In a feat of promptness and efficiency worthy of the Human
Rights Council, the HoCo once again voted unanimously to pass
a non-binding resolution to create flyers advertising the Box.
Next Quarter! We’ll be having a big trip to somewhere.
Options are Cedar Point, King’s Island, Six Flags, and
Medieval Times. Cedar Point is where we keep the Awesome,
King’s Island has all the Suck, Six Flags has more Awesome
than King’s Island but significantly less than Cedar Point.
Nonetheless, Medieval Times has all the midgets so looks like
that has our votes.
Kenna, a lovely representative from Dance Marathon persuaded
all of Compton to sign up for DM. We’re all overflowing with
philanthropic zeal to help Children’s Place Association which
gives counseling to kids who are dealing with AIDS in some
manner. Look on "coup.uchicago.edu/dm" for more information
and to actually sign up.
In a few weekends we’ll be “in ur orientl institute, barfng on
ur artifaks” as Anna leads us around and explains things to
us. We’ll also have morphed into adorably fuzzy kittens.
We’re going to Wait, Wait, Don’t Tell Me this Thursday! Yay!
Be ready to leave at 5:30 if you want to get Chipotle.
Later, if you don’t want Chipotle. But honestly, who doesn’t
want Chipotle? I mean, usually when you roll something this
good, it’s illegal.
Noah doesn’t have any announcements but he’s going to say
something.

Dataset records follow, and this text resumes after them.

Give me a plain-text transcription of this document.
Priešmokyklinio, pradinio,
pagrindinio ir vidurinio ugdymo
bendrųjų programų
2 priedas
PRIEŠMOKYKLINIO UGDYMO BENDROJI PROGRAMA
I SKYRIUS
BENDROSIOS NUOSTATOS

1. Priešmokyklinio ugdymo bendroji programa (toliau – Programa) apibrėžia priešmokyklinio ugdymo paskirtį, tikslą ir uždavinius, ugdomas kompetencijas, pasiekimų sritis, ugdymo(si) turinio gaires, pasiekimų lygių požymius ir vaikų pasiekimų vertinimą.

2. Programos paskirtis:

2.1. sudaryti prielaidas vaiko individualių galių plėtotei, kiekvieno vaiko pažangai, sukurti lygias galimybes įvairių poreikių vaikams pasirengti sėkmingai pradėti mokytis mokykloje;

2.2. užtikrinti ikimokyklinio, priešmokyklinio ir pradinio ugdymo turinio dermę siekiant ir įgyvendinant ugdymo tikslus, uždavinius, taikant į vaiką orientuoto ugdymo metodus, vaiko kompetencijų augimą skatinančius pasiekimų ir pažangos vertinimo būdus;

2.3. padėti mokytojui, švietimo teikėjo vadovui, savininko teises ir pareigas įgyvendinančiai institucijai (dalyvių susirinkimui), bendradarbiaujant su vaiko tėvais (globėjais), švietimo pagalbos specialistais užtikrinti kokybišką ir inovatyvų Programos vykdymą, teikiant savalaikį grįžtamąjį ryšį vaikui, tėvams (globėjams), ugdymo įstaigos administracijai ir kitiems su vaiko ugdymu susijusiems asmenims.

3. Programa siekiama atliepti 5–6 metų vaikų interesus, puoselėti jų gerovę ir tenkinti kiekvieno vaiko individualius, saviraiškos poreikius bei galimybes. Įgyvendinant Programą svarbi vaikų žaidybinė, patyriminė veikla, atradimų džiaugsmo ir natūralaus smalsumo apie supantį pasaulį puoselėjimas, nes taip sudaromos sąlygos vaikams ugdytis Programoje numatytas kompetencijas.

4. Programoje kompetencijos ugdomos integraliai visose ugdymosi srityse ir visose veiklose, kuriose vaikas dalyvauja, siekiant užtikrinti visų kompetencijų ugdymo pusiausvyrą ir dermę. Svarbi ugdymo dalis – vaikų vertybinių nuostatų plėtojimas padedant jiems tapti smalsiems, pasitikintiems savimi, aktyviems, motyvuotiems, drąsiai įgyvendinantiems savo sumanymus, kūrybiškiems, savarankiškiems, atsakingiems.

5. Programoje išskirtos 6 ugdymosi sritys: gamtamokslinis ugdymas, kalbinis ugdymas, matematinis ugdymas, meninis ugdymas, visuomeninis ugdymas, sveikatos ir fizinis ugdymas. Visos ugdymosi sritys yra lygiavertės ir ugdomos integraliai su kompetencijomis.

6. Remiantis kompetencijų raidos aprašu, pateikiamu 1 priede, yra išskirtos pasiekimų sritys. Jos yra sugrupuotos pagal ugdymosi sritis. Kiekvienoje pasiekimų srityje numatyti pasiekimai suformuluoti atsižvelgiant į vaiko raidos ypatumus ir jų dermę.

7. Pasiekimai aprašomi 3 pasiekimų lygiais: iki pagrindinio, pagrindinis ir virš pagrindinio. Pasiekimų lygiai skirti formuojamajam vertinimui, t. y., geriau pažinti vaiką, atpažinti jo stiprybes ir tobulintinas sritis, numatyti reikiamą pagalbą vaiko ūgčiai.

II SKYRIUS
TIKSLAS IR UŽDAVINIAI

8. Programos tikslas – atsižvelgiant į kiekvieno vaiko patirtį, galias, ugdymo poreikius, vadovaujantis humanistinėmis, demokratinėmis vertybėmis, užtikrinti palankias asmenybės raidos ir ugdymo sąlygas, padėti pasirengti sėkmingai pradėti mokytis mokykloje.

Tell him if you want cheaper printing. Would it
make you print more? (The correct answer is no, because
that’s not environmentally healthy.) Also, there’s a Master
Plan in the works. Tell Noah how YOU want the University to
take over the Universe. Blitzkrieg, anyone?
On that note, Joel wants a life-size replica of the
Millennium Falcon.
The Compton Weather Service declares it “Cold As Balls”
outside.
TURN YOUR LIGHTS OFF! NOW! UNPLUG YOUR HAIRDRYERS AND CELL
PHONES AND TV’S AND NINTENDO 64’S! SAVE THE EARTH!!!!!!!!
Monday, January 21, 2008
House Minutes - 01/21/08
Here they are, in all their glory!
•The Box: it’s stocked and we’re making posters.
•Fill out housing survey! DO IT, DO IT, DO IT!!!
•Seriously, sign up to “Wait, Wait, Don’t tell Me.” It’ll be
cheap and AWESOME. Way, way better than that $20
“professional lady” you picked up for you date to the Fiji
party. I mean, she was a hit with the brothers, but is all
that gonorrhea really worth it? But no, srsly, email Dan or
Anna.
•Noah, who wants to keep an eye on the returning sun, would
like to set up a “Sun Monitoring” Party to make sure it gets
up on time.
•The Yule ball was a rollicking success; all the lords and
ladies looked simply fabulous.
•Lexi’s having a sleepover in the lounge! Also, there’s a SEX
workshop! (Aimed at guys, but for the ladies, if you know
what I mean. *Wink, Wink*)
•I went walking in with my mama one day,
When she warn me what people say,
Live your life until love is found,
'cause love's gonna get you down.
•Feel Pressured! Seriously, all the cool kids are doing it.
The only reason for NOT doing it is because you’re lame, and
we don’t want to hang out with lame people. Honestly, you
won’t have any friends unless you suck it up.
•Resident Master’s Study Break on Wednesday is going to be
AMAZING. You should definitely go. Totally rad, man.